Sudden reflection illuminated his face.
"Ain't old pickalilly--that brother of yourn--ever been in love?" he asked.
"Why--why," she stammered, "he's been in--well, sometimes now I think perhaps it ain't love, knowin' what I do now--but he's been engaged to Pharlina Pike goin' on fifteen years. And he's been showin' her attentions longer'n that. But since I've met you and found out how folks don't usually wait so long if they--they're in love--well, I've--"
"Fifteen years!" he snorted. "What is he waitin' for--for her to grow up?"
"Land sakes, no! She's about as old as he is. She's old Seth Pike's daughter, and since Seth died she has run the Pike farm with hired help, and has done real well at it. Long engagements ain't thought strange of 'round here. Why, there's--"
"Fifteen years!" he repeated. "That's longer'n old Methus'lum courted."
"But Gideon has been so busy and away from home so much in the woods, and Pharlina ain't been in no great pucker, seein' that the farm was gettin' on well, and--"
"There ain't no excuse for him," broke in the Cap'n, with vigor. He was greatly interested in this new discovery. His eyes gleamed. "'Tain't usin' her right. She can't step up to him and set the day. 'Tain't woman's sp'ere, that ain't. I didn't ask you to set the day. I set it myself. I told you to be ready."
Her cheek flushed prettily at the remembrance of that impetuous courtship, when even her dread of her ogre brother had been overborne by the Cap'n's masterful manner, once she had confessed her love.
"I know what love is myself," went on the Cap'n. "He don't know; that's what the trouble is with him. He ain't been waked up. Let him be waked up good and plenty, and he won't be standin' around makin' faces at us. I see what's got to be done to make a happy home of this. You leave it to me."
They saw the Colonel stamping in their direction from the barn.
"You run into the house, Louada Murilla," directed the Cap'n, "and leave me have a word with him."
The Colonel was evidently as anxious as the Cap'n for a word.
"Say, Sproul," he gritted, as he came under the tree, "I've got an offer for the stumpage on township number eight. Seein' that you're in equal partners with me on my sister's money," he sneered, "I reckon I've got to give ye figures and prices, and ask for a permit to run my own business."

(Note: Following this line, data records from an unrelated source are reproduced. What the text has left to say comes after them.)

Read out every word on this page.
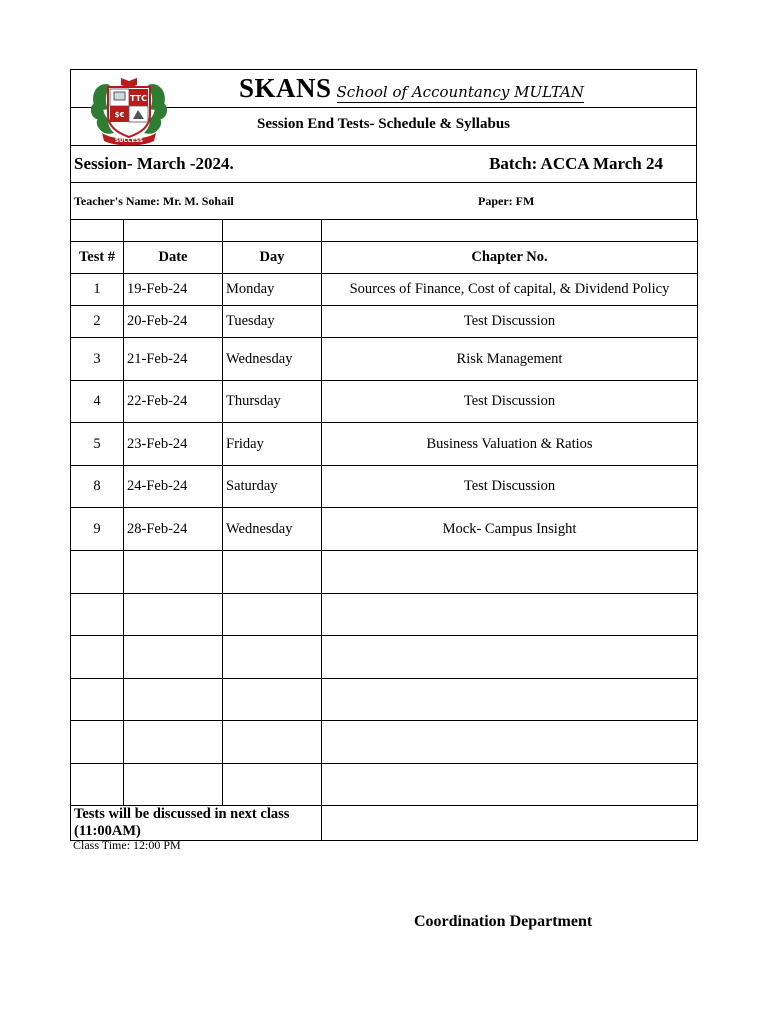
SKANS School of Accountancy MULTAN
Session End Tests- Schedule & Syllabus
Session- March -2024.	Batch: ACCA March 24
Teacher's Name: Mr. M. Sohail	Paper: FM

Test #	Date	Day	Chapter No.
1	19-Feb-24	Monday	Sources of Finance, Cost of capital, & Dividend Policy
2	20-Feb-24	Tuesday	Test Discussion
3	21-Feb-24	Wednesday	Risk Management
4	22-Feb-24	Thursday	Test Discussion
5	23-Feb-24	Friday	Business Valuation & Ratios
8	24-Feb-24	Saturday	Test Discussion
9	28-Feb-24	Wednesday	Mock- Campus Insight

Tests will be discussed in next class (11:00AM)			
TTC
$€
SUCCESS
Class Time: 12:00 PM
Coordination Department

"Seems 'most as if you don't enj'y talkin' business with me," observed the Cap'n, with a meek wistfulness that was peculiarly aggravating to his grouchy partner.
"I'd about as soon eat pizen!" stormed the other.
"Then let's not do it jest now," the Cap'n returned, sweetly. "I've got something more important to talk about than stumpage. Money and business ain't much in this world, after all, when you come to know there's something diff'runt. Love is what I'm referrin' to. Word has jest come to me that you're in love, too, the same as I am."
The gaunt Colonel glared malevolently down on the sturdy figure sprawling in the garden chair. The Cap'n's pipe clouds curled about his head, and his hands were stuffed comfortably into his trousers pockets. His face beamed.
"Some might think to hear you talk that you was a soft old fool that had gone love-cracked 'cause a woman jest as soft as you be has showed you some attention," choked the Colonel. "But I know what you're hidin' under your innocent-Abigail style. I know you're a jill-poke."
"A what?" blandly asked Sproul.
"That's woods talk for the log that makes the most trouble on the drive--and it's a mighty ornery word."